Or, as some suggest, smear it with Vaseline petroleum jelly and play it backwards. That should tell the story. Best to use an LP, since your CD player may never recover.


----------



## Guest (Aug 15, 2018)

RogerExcellent said:


> Its Ok but other did this type of thing better


Who ?


----------



## SONNET CLV (May 31, 2014)

RogerExcellent said:


> Its Ok but other did this type of thing better





MacLeod said:


> Who ?


Nurse With Wound, perhaps?


----------



## starthrower (Dec 11, 2010)

I don't think I've ever sat down and listened to it. Is it on the White album?


----------



## Norman Gunston (Apr 21, 2018)

SONNET CLV said:


> Nurse With Wound, perhaps?


Zappa Lumpy Gravy and predates Rev#9 May 13, 1968


----------



## Norman Gunston (Apr 21, 2018)

KenOC said:


> Or, as some suggest, smear it with Vaseline petroleum jelly and play it backwards. That should tell the story. Best to use an LP, since your CD player may never recover.


well here it is backwards


----------



## Larkenfield (Jun 5, 2017)

Norman Gunston said:


> well here it is backwards


At about the three-minute mark, six-minute mark, and 6 1/2 minute mark, there is an excerpt from Schumann's Symphonic Studies/Etudes. Quite clever. There is also the singing of Happy Birthday before that, probably to Paul. Quite fascinating that just about everything but the kitchen sink was crammed into this fantastic collage. It would've taken days, perhaps even weeks, with help from others technically, to put something this complicated together using analog tapes. Lennon seemed to know exactly what he wanted and it was about as far from a commercially produced track as it could be, but as what I can only describe as pure art. And why not? The Beatles had more money than could be spent in a lifetime and they seemed more popular than God. They could do whatever they wanted and still have an audience. They were a global phenomenon and the first time I heard them play _Love Me Do_, I knew I was hearing something unique in spirit. But I wrote this because of the surprise of hearing the Schumann.

.


----------



## Norman Gunston (Apr 21, 2018)

Ono & Harrison and possibly Martin were involved


----------



## Guest (Aug 16, 2018)

SONNET CLV said:


> Nurse With Wound, perhaps?


Don't know it/them. Looking up the band, they (he?) came well after The Beatles.

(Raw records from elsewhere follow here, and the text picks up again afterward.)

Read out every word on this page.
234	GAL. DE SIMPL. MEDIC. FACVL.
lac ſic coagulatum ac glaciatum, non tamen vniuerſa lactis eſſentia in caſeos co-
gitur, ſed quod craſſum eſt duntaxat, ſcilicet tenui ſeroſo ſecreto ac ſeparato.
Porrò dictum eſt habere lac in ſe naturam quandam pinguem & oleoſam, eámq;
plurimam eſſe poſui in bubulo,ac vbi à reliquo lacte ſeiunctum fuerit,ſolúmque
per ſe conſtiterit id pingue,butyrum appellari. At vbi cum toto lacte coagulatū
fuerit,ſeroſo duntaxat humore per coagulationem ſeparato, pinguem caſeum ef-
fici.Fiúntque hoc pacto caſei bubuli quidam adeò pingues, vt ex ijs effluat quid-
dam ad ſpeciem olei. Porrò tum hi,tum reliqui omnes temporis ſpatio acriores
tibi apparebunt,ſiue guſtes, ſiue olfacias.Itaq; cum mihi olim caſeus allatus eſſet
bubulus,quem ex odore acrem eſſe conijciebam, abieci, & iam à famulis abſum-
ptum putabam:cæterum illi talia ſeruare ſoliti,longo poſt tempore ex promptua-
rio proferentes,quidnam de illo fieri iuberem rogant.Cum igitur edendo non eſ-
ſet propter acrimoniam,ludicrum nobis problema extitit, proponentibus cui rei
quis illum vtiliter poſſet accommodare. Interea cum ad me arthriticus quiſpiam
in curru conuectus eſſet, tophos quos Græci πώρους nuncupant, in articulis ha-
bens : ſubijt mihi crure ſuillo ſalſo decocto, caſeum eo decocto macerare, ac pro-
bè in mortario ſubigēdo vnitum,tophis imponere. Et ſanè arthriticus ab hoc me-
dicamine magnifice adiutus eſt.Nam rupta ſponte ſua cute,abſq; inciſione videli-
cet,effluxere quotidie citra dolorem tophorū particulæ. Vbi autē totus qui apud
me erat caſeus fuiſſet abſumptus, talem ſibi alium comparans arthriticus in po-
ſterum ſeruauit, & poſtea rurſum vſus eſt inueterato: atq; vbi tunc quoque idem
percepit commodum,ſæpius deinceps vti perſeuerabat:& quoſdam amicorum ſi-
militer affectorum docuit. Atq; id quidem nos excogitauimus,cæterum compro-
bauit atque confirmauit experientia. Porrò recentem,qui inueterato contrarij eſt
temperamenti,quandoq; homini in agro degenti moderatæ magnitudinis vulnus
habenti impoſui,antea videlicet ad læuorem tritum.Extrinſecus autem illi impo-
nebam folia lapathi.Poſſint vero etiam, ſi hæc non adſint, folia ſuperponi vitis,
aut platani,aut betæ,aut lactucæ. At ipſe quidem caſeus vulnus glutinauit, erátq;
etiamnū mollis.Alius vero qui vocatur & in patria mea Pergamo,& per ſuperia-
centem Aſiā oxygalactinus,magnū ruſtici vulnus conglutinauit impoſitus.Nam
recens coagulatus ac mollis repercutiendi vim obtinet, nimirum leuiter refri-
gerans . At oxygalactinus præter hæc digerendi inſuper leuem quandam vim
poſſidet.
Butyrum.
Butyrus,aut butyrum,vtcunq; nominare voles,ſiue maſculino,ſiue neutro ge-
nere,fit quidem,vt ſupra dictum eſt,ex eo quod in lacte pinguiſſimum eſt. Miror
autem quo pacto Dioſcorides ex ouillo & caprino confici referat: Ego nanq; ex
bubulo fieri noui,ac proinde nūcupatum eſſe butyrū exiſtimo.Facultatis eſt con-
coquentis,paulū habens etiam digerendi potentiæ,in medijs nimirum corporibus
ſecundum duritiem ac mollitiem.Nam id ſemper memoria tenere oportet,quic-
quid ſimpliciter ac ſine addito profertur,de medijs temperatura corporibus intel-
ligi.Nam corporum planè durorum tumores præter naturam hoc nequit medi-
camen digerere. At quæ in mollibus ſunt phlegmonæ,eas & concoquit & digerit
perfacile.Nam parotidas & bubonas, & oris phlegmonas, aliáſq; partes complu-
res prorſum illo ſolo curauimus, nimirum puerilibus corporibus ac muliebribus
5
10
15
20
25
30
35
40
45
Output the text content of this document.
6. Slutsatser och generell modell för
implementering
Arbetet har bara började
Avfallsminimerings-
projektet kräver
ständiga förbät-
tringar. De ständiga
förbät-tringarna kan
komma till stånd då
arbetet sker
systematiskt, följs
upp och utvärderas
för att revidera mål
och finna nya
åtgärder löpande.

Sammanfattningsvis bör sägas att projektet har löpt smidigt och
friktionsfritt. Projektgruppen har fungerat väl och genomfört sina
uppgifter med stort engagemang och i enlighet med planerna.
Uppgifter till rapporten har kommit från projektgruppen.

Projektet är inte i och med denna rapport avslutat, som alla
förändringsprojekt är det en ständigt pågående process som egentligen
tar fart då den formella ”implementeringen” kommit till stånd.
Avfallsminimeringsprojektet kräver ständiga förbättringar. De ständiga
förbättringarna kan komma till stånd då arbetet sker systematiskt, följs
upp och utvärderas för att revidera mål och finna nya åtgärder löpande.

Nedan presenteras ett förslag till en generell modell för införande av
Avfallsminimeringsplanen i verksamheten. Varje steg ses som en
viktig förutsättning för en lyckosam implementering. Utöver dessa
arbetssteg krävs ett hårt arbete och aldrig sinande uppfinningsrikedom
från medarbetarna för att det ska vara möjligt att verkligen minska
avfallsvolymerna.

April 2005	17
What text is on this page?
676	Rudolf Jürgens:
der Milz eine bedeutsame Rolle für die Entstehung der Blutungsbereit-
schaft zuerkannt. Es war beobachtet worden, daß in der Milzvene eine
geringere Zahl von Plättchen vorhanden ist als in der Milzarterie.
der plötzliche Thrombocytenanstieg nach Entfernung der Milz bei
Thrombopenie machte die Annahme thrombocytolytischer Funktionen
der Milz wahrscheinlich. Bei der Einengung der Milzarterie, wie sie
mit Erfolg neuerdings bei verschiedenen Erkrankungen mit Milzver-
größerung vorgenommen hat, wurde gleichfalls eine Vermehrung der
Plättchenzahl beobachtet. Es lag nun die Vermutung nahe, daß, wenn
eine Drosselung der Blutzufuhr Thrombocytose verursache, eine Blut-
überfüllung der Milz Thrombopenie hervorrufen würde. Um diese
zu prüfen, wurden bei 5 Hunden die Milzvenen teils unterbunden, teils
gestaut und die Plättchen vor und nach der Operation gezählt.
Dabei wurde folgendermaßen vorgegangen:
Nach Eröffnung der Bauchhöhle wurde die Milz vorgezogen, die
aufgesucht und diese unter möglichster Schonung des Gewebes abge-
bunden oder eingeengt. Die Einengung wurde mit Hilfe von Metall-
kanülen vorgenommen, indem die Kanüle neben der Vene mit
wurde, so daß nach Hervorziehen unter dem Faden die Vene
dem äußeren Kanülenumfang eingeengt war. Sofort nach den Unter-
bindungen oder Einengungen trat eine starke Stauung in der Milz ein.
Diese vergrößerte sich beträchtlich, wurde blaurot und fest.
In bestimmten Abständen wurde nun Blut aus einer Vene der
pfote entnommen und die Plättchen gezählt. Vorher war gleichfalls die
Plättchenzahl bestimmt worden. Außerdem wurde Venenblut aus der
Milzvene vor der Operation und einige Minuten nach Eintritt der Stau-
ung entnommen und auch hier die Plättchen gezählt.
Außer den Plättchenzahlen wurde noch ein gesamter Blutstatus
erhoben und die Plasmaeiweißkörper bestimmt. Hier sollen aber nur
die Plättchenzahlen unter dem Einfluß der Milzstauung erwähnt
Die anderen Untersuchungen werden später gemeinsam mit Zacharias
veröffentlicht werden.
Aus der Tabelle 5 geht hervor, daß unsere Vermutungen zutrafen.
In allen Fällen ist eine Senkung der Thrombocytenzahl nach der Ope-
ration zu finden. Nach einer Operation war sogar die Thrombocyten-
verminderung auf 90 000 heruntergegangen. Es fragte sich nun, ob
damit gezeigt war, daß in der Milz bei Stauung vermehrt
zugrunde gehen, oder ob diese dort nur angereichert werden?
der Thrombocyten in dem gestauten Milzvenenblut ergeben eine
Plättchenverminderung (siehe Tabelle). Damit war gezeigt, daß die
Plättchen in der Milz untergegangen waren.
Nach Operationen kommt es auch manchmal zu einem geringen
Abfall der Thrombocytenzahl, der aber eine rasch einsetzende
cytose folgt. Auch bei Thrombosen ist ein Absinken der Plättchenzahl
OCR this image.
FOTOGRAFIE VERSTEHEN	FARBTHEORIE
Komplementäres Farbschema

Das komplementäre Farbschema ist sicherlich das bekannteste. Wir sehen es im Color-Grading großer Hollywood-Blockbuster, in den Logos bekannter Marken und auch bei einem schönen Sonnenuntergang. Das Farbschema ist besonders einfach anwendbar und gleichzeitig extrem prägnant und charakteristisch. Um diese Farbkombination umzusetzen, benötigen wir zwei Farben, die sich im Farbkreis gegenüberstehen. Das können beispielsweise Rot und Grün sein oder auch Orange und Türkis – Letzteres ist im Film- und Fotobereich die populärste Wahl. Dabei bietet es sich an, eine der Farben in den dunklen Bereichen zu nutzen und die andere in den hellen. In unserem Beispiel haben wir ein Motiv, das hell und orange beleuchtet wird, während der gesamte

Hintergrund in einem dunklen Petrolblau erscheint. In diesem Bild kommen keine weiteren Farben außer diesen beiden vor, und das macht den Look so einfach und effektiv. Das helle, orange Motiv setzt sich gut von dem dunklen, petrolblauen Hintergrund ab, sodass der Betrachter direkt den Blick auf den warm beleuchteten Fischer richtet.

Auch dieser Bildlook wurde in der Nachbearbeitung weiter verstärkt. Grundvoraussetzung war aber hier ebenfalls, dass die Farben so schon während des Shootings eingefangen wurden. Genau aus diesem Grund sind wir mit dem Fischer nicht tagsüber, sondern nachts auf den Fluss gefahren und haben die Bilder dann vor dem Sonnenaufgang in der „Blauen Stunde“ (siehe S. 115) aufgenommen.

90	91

I assumed the idea that someone did this better than The Beatles would have been referring to prior or contemporary.



Norman Gunston said:


> Zappa Lumpy Gravy and predates Rev#9 May 13, 1968


Decent call. I don't know that it's 'better'. Was there any crossover at the time? I suspect not, as they were recording the pieces at broadly similar times, it's unlikely that either knew about what the other was doing, though it's just conceivable that the 1967-release of Lumpy Gravy made it across the Atlantic while Ono and Lennon's were experimenting. It's not like the way _The Beatles _and _The Beach Boys _fed off each other earlier in the decade.


----------



## Fredx2098 (Jun 24, 2018)

For people who came before, there's Pierre Schaeffer of course, also some Pauline Oliveros and Bernard Parmegiani. My favorite for strange experimental musique concrète type stuff is the group :zoviet*france: and NWW is up there as well, though I haven't gotten into them as much.


----------